Scan the ground all around you so you do not miss any mushrooms. Sometimes they seem to pop up right behind you once you pass by. They can be tricky little guys! I usually look for the bright orange color peeking out amongst the ground cover. Once I find one mushroom, often there will be others close by. Sometimes it takes some patience to find mushrooms, but persistence is important. There is a lot of satisfaction in finally finding the edible mushrooms you are looking for. However, if you fail, it is still fun to find other types of interesting and beautiful mushrooms.
Once you locate a Chanterelle, cut the mushroom free with your pocket knife. My grandpa had a collection of dull pocket knives that worked great for cutting mushrooms. There is a debate in the mushroom hunting community about how to properly harvest mushrooms. Mushroomers are concerned with allowing the next generation of mushrooms to propagate. Some believe you should pull the mushroom up completely and others believe you should cut the stem just under the soil.
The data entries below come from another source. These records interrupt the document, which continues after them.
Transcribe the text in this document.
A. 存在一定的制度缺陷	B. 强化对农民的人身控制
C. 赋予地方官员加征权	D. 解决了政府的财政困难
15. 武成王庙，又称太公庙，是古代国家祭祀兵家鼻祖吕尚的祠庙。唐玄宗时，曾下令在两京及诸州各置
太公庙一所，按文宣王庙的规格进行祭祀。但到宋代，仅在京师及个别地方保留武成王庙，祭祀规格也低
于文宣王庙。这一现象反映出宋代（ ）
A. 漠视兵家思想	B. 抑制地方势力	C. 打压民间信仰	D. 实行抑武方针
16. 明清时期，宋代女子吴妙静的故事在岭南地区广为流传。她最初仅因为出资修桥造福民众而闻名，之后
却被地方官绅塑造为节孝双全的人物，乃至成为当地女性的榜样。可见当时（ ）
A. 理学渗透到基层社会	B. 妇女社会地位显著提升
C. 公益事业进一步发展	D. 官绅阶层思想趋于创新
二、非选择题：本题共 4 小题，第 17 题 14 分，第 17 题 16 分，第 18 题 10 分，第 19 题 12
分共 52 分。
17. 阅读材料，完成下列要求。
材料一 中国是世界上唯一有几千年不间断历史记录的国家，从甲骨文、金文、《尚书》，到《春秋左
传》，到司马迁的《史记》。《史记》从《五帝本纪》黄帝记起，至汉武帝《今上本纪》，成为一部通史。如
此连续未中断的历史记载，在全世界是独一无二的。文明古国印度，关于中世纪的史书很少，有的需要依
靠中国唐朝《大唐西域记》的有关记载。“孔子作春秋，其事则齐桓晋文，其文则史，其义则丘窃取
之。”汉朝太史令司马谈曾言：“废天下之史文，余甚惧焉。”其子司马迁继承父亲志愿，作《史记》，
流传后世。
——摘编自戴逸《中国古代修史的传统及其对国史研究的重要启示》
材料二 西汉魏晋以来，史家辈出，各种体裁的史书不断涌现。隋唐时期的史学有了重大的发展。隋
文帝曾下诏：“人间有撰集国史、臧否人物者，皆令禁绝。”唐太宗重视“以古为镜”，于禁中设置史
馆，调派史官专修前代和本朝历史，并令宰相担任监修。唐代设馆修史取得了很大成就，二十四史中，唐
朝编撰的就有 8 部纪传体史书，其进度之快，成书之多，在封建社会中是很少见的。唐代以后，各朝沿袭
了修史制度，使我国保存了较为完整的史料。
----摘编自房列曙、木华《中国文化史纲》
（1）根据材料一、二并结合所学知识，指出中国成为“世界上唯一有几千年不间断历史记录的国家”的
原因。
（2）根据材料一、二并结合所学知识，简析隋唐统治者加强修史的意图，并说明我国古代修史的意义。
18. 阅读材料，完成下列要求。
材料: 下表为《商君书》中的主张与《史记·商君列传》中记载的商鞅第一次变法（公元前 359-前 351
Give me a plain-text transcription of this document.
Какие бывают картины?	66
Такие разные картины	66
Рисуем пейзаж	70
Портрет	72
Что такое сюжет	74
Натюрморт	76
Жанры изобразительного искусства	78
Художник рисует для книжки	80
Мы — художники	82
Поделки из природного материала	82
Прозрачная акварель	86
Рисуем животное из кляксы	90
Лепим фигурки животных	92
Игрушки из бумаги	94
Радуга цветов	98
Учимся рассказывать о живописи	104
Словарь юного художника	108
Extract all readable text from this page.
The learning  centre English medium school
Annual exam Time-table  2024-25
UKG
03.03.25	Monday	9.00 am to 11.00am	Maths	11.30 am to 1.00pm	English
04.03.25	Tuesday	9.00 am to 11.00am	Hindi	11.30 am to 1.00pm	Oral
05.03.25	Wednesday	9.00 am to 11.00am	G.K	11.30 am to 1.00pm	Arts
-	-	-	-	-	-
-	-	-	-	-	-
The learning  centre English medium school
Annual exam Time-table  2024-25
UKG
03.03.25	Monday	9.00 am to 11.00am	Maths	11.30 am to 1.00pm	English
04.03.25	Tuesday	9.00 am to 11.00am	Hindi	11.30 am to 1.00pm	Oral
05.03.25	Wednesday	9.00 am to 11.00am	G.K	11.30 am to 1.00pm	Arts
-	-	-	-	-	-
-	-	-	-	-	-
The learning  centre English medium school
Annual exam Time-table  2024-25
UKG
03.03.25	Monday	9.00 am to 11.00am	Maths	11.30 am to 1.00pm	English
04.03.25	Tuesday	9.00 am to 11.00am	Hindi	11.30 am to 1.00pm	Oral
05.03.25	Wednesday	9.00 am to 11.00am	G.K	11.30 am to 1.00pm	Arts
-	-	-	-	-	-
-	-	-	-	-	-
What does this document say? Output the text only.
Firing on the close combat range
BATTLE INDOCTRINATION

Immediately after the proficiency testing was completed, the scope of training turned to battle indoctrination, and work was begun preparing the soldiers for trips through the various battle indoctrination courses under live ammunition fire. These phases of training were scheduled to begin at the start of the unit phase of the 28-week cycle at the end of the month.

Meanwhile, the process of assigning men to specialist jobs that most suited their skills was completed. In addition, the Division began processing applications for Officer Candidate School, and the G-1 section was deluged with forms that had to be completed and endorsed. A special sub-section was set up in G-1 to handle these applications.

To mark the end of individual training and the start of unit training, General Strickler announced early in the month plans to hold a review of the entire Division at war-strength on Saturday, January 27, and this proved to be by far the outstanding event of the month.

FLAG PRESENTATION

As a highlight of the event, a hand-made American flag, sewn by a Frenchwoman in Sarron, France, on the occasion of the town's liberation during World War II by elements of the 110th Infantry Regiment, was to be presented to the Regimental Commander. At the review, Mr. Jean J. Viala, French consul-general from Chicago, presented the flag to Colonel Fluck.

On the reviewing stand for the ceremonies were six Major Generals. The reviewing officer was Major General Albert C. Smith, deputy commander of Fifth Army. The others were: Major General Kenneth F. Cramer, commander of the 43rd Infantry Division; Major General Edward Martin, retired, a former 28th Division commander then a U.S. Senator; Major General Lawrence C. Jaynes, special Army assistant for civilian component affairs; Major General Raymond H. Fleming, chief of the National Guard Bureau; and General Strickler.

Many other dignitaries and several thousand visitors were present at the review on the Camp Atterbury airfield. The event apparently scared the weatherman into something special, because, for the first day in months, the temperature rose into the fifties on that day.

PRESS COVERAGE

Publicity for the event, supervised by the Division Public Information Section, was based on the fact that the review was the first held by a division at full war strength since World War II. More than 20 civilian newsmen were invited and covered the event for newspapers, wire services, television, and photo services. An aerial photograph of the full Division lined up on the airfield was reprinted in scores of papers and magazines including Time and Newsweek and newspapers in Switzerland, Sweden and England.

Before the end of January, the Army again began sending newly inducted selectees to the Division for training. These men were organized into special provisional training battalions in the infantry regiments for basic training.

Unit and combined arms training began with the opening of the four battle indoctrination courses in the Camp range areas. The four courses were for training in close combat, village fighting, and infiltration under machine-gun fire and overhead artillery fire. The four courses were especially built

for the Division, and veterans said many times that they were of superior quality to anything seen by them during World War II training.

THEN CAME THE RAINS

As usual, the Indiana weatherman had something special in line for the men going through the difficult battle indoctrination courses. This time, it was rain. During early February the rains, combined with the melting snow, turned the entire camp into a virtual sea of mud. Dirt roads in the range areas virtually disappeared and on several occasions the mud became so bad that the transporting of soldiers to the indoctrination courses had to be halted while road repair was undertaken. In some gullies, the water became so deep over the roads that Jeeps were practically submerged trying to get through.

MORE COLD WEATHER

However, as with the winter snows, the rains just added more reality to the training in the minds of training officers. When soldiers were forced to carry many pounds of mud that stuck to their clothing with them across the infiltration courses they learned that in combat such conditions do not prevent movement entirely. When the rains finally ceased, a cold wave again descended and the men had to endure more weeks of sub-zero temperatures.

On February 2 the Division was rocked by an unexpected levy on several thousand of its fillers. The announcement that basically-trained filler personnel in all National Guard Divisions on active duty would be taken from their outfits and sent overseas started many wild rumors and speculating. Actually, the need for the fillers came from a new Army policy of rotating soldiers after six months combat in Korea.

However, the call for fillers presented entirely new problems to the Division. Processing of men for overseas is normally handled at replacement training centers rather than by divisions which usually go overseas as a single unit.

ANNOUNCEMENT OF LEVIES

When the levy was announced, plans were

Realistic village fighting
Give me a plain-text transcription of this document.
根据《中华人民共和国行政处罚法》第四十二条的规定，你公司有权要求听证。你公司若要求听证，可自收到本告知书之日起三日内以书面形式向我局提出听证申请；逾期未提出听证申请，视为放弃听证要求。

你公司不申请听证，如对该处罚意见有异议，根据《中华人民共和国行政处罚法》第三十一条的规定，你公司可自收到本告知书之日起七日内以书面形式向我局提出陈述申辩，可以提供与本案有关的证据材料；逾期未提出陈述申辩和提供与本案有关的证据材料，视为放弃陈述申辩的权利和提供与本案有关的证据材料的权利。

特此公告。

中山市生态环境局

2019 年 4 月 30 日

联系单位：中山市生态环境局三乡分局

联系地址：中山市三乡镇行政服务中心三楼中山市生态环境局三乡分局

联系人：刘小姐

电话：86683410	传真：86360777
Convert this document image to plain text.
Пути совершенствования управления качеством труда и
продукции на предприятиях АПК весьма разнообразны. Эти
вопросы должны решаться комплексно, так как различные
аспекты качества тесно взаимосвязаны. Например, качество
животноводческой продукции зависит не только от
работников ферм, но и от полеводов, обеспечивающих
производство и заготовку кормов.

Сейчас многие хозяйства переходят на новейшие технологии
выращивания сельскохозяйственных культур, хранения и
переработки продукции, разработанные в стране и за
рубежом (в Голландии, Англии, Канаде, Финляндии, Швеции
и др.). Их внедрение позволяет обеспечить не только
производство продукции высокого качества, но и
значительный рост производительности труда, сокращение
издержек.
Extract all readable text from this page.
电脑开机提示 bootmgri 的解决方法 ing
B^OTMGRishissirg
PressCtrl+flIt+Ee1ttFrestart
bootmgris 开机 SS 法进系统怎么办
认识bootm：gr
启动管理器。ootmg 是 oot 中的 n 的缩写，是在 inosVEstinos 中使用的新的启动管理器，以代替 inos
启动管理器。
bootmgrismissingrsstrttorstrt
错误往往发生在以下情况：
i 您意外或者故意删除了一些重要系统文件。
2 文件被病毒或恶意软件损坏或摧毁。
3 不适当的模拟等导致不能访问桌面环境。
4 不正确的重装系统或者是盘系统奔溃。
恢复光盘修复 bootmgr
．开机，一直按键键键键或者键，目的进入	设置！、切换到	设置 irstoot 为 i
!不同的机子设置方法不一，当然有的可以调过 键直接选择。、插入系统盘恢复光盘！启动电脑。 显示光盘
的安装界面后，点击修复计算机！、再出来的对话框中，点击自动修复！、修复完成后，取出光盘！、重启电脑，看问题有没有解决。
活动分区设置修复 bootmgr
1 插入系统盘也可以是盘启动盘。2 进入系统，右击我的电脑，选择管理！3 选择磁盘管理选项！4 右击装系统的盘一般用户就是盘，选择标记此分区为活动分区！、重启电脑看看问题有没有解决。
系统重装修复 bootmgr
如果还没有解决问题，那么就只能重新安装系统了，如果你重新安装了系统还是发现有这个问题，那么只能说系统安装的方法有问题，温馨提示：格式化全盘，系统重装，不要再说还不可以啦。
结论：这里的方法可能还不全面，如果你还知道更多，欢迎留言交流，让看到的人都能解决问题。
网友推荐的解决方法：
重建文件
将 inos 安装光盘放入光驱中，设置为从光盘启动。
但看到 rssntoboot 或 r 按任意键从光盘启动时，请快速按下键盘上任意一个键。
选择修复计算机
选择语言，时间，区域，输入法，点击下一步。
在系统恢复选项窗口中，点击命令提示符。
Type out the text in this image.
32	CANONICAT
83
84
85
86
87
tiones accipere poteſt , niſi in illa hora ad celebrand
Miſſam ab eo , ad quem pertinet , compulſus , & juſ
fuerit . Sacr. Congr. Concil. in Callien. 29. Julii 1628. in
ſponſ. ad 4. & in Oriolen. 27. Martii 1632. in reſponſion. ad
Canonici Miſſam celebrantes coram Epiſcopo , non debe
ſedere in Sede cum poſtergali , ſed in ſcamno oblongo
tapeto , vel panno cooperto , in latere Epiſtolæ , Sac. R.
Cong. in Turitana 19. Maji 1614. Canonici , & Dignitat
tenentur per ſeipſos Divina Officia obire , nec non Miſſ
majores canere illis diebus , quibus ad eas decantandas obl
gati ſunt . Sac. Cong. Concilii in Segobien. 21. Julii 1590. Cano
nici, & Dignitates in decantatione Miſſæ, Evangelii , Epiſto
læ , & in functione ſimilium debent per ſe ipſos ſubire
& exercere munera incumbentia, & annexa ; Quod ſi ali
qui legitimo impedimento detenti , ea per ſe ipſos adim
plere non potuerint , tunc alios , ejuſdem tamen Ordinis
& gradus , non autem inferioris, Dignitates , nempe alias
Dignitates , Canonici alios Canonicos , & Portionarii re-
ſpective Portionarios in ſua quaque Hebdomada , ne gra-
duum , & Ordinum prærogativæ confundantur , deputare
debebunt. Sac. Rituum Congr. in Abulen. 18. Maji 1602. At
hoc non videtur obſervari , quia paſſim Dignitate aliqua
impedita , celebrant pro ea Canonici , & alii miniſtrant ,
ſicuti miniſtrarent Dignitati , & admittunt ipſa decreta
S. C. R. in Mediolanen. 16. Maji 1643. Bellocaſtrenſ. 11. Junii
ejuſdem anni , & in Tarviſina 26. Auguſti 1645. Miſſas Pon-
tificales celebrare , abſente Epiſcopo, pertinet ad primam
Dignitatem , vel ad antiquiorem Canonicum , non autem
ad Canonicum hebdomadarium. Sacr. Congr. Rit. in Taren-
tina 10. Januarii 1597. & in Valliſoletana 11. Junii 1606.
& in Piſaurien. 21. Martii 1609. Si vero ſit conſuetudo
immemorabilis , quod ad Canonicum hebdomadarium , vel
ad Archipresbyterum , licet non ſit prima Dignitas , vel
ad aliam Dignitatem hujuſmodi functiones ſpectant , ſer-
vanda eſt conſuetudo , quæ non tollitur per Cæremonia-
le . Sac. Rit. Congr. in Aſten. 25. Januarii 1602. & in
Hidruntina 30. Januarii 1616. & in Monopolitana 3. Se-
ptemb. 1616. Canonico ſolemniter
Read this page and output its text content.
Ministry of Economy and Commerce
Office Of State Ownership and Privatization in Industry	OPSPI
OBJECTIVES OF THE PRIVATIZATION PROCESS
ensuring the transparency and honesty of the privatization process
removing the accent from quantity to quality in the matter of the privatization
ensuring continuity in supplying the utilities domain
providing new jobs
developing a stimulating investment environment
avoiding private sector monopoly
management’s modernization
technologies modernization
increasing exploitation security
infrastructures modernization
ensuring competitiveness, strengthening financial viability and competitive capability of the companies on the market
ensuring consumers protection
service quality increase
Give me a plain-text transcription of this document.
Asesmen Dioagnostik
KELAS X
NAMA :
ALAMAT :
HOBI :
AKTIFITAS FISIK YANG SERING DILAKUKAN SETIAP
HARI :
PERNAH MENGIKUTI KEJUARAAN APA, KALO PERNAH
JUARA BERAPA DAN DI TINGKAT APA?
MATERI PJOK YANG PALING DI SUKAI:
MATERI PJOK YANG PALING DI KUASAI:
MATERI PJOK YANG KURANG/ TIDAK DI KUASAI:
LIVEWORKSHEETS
Once you get the mushrooms home, it is best to clean and use them as soon as possible. Mushrooms are excellent when they are fresh; but If you are not using them right away they can be preserved by freezing or drying.
As a child I was never much of a mushroom eater; I just enjoyed hunting them. Now that I am older I am more adventurous and get greater enjoyment from trying different foods, including mushrooms. A few years ago I found a small amount of Chanterelles, in a top secret location, and I cooked them up with my grandpa’s simple recipe. Even my husband had to admit that they were delicious on top of fettuccini alfredo.
Grandpa Al’s Sautéed Mushrooms
Mushrooms (fresh or frozen)
Butter (a tablespoon or two)
If you are using fresh mushrooms, use your hands and cool water to gently clean the dirt and debris off. Chop the mushrooms into smaller pieces depending on your own preference. Cooking with fresh mushrooms is preferable, but you can freeze them at this point if you wish to use them at a later date. But, make sure you defrost your mushrooms if they are frozen before cooking.
Update : I found some chanterelles just the other day. One was a bit old, and had some mildew on it. But the other had just popped up through the soil.
But I cut off the bad pieces and cleaned them off and now I can eat them.